O mesmo podemos dizer de cambalhota, que é “descrever curvas girando com o corpo”. E de cambota, “peça em arco, armação arredondada”. E que pode ser usada como sinônimo de cambaio também.
– Ih, Vô, algumas eu não conheço, acho que nem se usam mais!
– Devo reconhecer que não fazem parte do vocabulário da maioria na atualidade
– deu um suspiro – mas também, com essa falta de cultura…
Enfim, devemos fazer o que podemos. E o MEU neto não vai ser inculto, ou vou ter que usar uma vara para ajeitar isso!
Eu sabia perfeitamente que a ameaça era apenas retórica, mas fiz uma cara de aterrorizado. E ele fingiu que acreditou; a gente se gostava muito. Prosseguiu ele:
– Da mesma origem, contamos também com o verbo cambar, que quer dizer
“entortar, caminhar de pernas tortas, fazer com que algo se incline”.
E deste verbo veio o cambão ou cambo, uma vara recurvada na ponta para colher frutas na ponta dos galhos.
Fiz uma cara de inocente:
– Ué, mas as frutas não vêm do supermercado?
– Não provoque, rapazinho, que até eu sei que você não é tão burro como aparenta. Ainda me lembro de usar um cambão no sítio do meu avô. E não pergunte se o Brasil já tinha sido descoberto.
– Ah, tá, Vô…
– Temos também o termo náutico cambona, que descreve uma mudança repentina no curso de uma embarcação, uma curva pronunciada. E que se aplica também a um carro de bois, já que eles são mantidos juntos por um jugo ou canga. Palavra que, aliás, vem do Celta cambica, que vem de.. de…

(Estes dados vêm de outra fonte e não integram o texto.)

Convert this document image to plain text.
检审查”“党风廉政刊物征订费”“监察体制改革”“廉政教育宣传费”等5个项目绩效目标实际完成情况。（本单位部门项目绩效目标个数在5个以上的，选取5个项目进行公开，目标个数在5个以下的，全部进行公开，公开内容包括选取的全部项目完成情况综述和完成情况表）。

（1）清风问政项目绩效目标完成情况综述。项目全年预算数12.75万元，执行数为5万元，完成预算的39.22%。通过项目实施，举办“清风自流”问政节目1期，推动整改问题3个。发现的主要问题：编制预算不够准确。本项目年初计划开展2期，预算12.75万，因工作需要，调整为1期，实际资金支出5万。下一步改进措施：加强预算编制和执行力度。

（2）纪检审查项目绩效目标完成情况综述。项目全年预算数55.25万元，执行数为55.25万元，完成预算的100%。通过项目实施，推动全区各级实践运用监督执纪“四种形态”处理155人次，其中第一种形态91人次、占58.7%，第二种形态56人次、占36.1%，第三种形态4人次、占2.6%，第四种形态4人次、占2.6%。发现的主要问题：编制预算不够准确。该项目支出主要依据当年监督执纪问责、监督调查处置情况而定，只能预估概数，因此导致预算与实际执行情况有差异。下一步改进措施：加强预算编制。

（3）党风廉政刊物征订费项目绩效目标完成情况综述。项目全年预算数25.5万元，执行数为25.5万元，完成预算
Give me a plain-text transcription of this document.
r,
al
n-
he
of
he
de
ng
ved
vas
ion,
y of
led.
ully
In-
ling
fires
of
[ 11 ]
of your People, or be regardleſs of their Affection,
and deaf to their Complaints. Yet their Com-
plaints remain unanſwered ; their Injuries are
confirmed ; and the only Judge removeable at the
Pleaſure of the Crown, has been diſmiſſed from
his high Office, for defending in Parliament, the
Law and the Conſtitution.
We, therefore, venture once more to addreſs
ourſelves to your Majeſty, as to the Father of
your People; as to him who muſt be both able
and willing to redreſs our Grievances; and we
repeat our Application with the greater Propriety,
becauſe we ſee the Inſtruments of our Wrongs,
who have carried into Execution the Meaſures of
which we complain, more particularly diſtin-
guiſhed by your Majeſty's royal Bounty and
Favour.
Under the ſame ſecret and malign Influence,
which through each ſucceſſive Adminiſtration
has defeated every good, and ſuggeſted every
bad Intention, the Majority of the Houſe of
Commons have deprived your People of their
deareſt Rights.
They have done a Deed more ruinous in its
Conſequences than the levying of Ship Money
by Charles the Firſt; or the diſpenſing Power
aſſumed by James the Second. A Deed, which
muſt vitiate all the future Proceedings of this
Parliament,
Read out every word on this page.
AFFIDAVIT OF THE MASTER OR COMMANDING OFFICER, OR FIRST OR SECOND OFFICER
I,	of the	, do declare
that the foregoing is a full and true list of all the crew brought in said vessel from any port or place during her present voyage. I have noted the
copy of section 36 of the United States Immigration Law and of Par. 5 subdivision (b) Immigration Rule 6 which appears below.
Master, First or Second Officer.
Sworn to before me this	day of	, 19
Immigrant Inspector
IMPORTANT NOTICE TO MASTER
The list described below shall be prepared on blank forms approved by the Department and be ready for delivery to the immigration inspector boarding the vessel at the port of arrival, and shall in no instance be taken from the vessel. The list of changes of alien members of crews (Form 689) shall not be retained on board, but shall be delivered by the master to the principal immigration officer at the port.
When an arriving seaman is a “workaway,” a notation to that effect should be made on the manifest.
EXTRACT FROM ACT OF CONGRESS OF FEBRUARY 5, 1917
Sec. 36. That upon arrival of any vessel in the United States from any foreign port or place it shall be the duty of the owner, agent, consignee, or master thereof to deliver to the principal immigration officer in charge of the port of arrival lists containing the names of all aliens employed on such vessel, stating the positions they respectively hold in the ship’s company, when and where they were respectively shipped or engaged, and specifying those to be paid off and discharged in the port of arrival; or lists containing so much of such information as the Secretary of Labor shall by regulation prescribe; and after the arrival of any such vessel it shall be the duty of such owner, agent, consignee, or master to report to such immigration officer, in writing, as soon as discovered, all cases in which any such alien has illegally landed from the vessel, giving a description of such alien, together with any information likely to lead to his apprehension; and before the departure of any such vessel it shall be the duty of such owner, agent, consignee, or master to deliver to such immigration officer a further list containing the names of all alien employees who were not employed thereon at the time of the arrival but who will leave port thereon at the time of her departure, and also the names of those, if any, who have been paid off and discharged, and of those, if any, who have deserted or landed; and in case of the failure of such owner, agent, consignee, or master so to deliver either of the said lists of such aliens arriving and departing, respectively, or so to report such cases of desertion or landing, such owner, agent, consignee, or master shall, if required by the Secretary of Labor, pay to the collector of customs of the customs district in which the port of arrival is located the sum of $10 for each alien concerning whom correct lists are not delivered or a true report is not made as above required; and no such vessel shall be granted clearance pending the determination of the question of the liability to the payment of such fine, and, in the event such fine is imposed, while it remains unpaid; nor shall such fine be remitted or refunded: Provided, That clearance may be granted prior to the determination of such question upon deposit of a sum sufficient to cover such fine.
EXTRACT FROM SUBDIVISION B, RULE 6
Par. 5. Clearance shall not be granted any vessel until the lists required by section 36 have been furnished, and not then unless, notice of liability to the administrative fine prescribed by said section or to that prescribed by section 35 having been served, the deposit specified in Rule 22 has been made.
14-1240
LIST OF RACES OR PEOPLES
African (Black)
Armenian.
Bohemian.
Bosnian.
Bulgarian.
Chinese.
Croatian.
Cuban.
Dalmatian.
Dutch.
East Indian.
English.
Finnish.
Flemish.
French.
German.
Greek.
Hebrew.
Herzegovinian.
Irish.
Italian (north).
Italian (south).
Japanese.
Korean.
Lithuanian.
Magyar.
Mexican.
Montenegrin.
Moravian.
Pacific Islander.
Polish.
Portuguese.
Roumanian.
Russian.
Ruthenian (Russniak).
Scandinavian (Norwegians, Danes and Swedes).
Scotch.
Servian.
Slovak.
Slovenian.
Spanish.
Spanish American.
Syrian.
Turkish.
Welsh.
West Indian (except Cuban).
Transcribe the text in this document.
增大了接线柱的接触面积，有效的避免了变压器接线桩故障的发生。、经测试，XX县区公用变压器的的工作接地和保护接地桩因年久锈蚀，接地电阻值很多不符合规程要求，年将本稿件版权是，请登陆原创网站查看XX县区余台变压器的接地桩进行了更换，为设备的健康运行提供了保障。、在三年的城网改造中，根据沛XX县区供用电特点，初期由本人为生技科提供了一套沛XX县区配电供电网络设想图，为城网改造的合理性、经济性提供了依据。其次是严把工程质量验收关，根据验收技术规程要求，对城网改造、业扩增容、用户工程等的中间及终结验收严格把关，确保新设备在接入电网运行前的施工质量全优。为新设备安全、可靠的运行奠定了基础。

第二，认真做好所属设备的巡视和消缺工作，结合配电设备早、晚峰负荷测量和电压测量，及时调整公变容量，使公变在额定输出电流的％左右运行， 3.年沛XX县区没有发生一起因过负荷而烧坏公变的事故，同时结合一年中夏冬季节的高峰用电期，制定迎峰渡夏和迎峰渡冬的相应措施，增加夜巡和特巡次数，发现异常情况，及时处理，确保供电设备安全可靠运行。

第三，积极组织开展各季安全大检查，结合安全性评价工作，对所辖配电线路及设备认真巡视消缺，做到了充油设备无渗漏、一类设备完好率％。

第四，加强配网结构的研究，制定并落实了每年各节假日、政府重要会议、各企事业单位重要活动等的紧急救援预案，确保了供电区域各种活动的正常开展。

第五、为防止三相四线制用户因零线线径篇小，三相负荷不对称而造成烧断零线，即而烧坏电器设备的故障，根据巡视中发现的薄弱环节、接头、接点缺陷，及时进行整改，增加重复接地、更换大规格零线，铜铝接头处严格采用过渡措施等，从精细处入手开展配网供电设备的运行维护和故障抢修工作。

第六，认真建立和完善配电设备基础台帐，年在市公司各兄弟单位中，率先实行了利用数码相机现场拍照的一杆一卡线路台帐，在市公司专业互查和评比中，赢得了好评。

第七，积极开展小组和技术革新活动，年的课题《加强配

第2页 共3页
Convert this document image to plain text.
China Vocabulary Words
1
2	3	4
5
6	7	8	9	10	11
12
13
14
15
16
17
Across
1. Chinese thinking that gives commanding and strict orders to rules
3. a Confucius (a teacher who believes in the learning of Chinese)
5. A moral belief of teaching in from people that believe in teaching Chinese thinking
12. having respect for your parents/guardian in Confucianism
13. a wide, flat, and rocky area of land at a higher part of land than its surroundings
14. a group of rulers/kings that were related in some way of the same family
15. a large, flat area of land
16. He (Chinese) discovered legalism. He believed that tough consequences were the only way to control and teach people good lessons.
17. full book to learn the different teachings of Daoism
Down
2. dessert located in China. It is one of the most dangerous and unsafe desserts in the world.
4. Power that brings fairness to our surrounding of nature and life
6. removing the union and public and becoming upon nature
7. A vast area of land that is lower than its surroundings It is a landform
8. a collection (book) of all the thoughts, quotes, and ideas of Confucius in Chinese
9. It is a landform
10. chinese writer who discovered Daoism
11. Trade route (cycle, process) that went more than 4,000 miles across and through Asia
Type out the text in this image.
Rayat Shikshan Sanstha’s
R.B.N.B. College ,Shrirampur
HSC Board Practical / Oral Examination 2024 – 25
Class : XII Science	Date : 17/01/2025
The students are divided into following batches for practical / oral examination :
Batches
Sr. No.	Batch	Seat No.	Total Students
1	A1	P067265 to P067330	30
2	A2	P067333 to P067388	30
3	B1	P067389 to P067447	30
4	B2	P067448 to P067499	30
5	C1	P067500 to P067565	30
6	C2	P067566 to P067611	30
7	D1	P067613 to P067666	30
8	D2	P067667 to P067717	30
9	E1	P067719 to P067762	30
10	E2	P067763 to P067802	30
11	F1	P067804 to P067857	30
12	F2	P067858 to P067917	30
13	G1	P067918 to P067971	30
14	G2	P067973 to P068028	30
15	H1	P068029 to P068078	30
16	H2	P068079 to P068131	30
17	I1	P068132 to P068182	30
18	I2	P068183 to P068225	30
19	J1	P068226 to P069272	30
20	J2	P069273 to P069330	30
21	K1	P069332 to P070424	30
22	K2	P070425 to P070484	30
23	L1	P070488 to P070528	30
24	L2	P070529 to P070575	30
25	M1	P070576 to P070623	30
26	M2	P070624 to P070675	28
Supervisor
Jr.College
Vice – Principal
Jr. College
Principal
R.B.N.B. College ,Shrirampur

– Kam! – disse eu, trunfante.
– Impressionante como este meu neto anda sabido ultimamente. E, se os bois estão muito cansados e começam a andar torto, ou seja, cambalear?
Sabendo que ele gostava de preparar armadilhas, hesitei.
– Fique tranqüilo, rapaz, a origem é a mesma.
E quando você vir seus pais usando uma peça de roupa para não saírem da cama com aquele jeito amarfanhado de repolho que a gente costuma ter ao acordar, o chambre, lembre-se dos homens em alguma caverna, há uns dez mil anos…
– O quê, Vô, eles usavam um chambre sobre as peles de urso?
– Nãão, seu desastrado, espere a gente terminar de falar! Eu estava dizendo que, nessa ocasião, você deve se lembrar que o nome dessa peça vem do Francês robe
de chambre, “roupa de quarto”, sendo que chambre vem de…
– Do Latim camara, do Indo-Europeu kam-! – gritei.
– Muito bem, você ainda vai ser um grande etimologista como este seu modesto avô.
Mas por hoje chega. Vamos brincar um pouco com o gato, que já dormiu bastante e precisa de exercício.